Les jeunes gens écoutèrent.

– Laisse-moi te donner le démenti le plus poli qu’il soit possible de faire, princesse, dit la voix.

– Mais quand je te jure que c’est la vérité pure, la vérité du bon Dieu !

– Que m’importe que ce soit la vérité, si la vérité est invraisemblable ! Dis-moi un mensonge croyable, et je te croirai.

– Demande plutôt à Pâquerette, et tu verras.

– Oh ! la bonne caution ! Sophie Arnould qui répond de madame du Barry ! la comtesse du Battoir qui répond de la princesse de Vanves ! Pâquerette, de Chante-Lilas !

– Vous entendez ? dit Ludovic.

– Nous tirons donc toujours des pétards, monsieur Camille ? dit Chante-Lilas.
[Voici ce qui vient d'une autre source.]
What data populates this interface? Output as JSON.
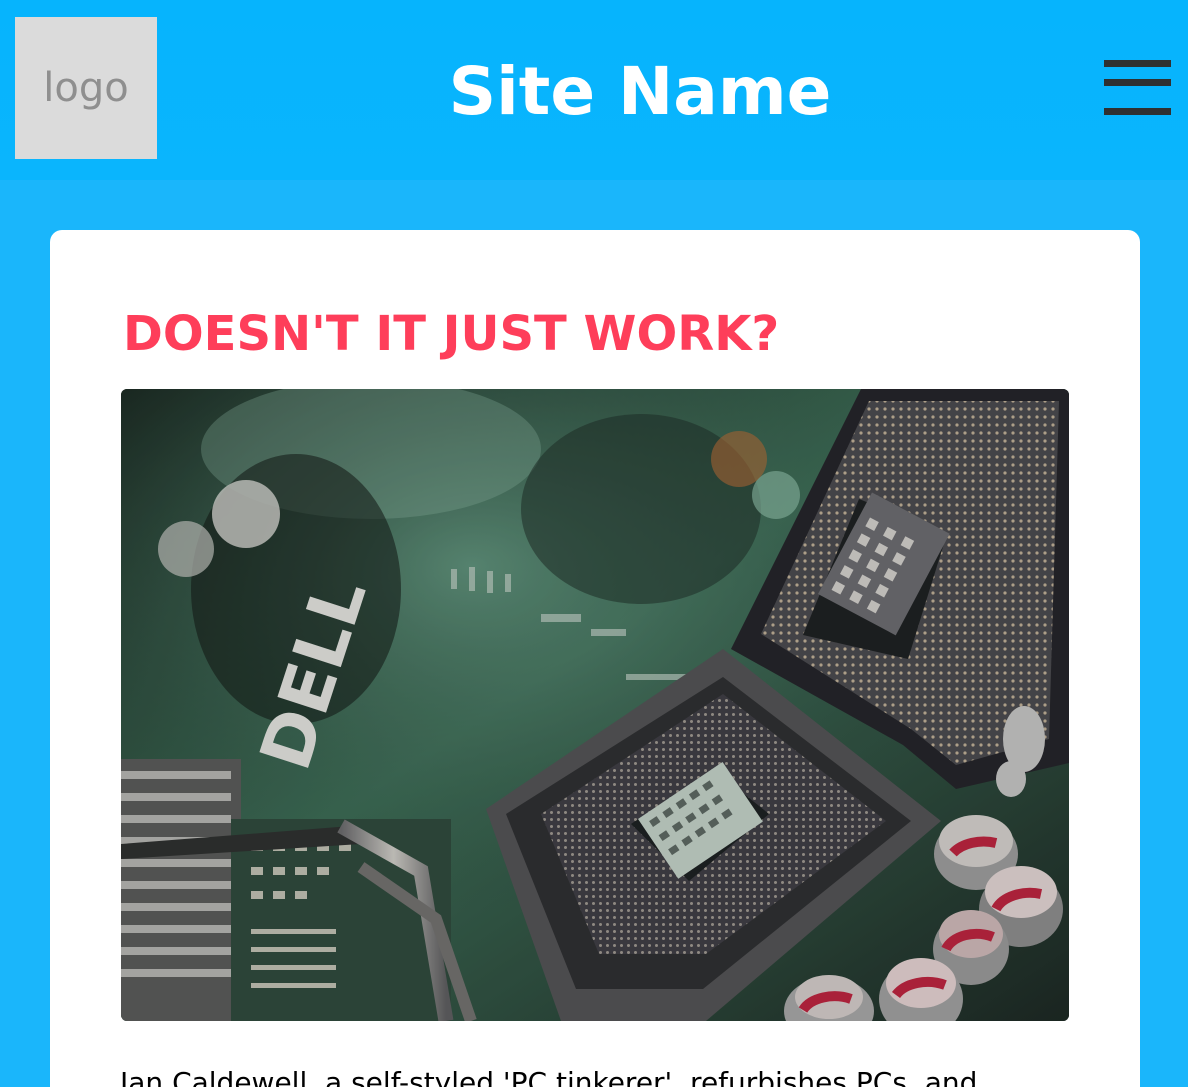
{
  "header": {
    "logo_text": "logo",
    "site_name": "Site Name"
  },
  "menu": {
    "icon": "hamburger-menu-icon"
  },
  "article": {
    "title": "DOESN'T IT JUST WORK?",
    "paragraph_first_line": "Ian Caldewell, a self-styled 'PC tinkerer', refurbishes PCs, and"
  },
  "image": {
    "subject": "motherboard CPU socket"
  },
  "colors": {
    "header_background": "#06b4fd",
    "page_background": "#1ab6fb",
    "title": "#fe3e5a",
    "card_background": "#ffffff",
    "logo_background": "#dbdbdb",
    "menu_icon": "#2f3031"
  }
}
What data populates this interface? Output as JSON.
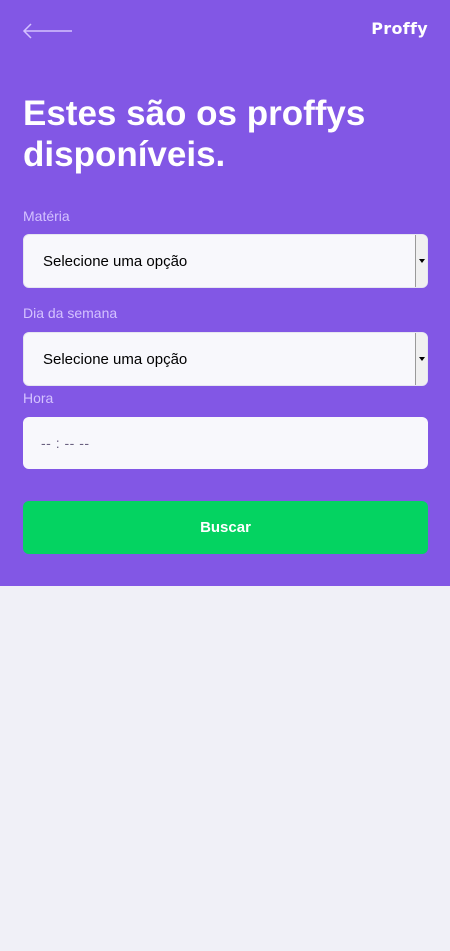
{
  "header": {
    "logo": "Proffy",
    "title": "Estes são os proffys disponíveis.",
    "back_icon": "arrow-left-icon"
  },
  "form": {
    "subject": {
      "label": "Matéria",
      "value": "Selecione uma opção"
    },
    "weekday": {
      "label": "Dia da semana",
      "value": "Selecione uma opção"
    },
    "time": {
      "label": "Hora",
      "value": "-- : --  --"
    },
    "submit_label": "Buscar"
  },
  "colors": {
    "primary": "#8257E5",
    "secondary": "#04D361",
    "background": "#F0F0F7",
    "label": "#D4C2FF"
  }
}
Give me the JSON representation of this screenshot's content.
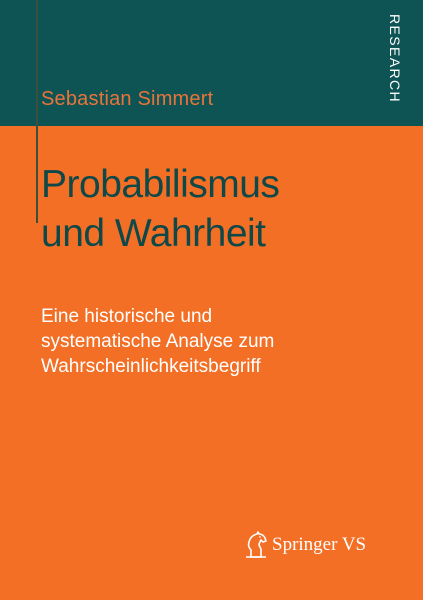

– Plus que jamais, princesse ! et, cette fois-ci, j’ai une raison : c’est en l’honneur de votre hôtel de la rue de la Bruyère, de vos quatre chevaux alezan brûlé et de vos deux jockeys cerise, le tout donné gratuitement.

– Ne m’en parle pas, je crois qu’il cherche des rosières et que son intention est de me faire couronner.

– Mais non, il te réserve peut-être pour le mariage.

– Imbécile ! puisqu’il est marié.

– Fi ! princesse ! vivre avec un homme marié ! c’est bien immoral.

– Bon ! qu’est-ce que vous êtes donc, vous ?

– Oh ! moi, je le suis si peu ! et puis je ne vis pas avec toi.

– Non, vous dînez avec moi, voilà tout. Oh ! monsieur Camille, vous eussiez mieux fait d’épouser la pauvre Carmélite, ou plutôt de lui écrire à temps que vous ne l’aimiez plus ; elle aurait épousé M. Colomban et ne serait pas vêtue de deuil comme elle est aujourd’hui.

Et Chante-Lilas poussa un profond soupir.

– Et qui diable voulais-tu qui se doutât de cela ? répondit l’insoucieux Créole ; on fait la cour à une femme, on est son amant, on n’est pas obligé de l’épouser pour cela.

– Les monstres ! fit la comtesse du Battoir.

– Je n’avais pas pris Carmélite de force, continua le jeune homme, pas plus que toi, Chante-Lilas ; voyons, sois franche, t’ai-je prise de force ?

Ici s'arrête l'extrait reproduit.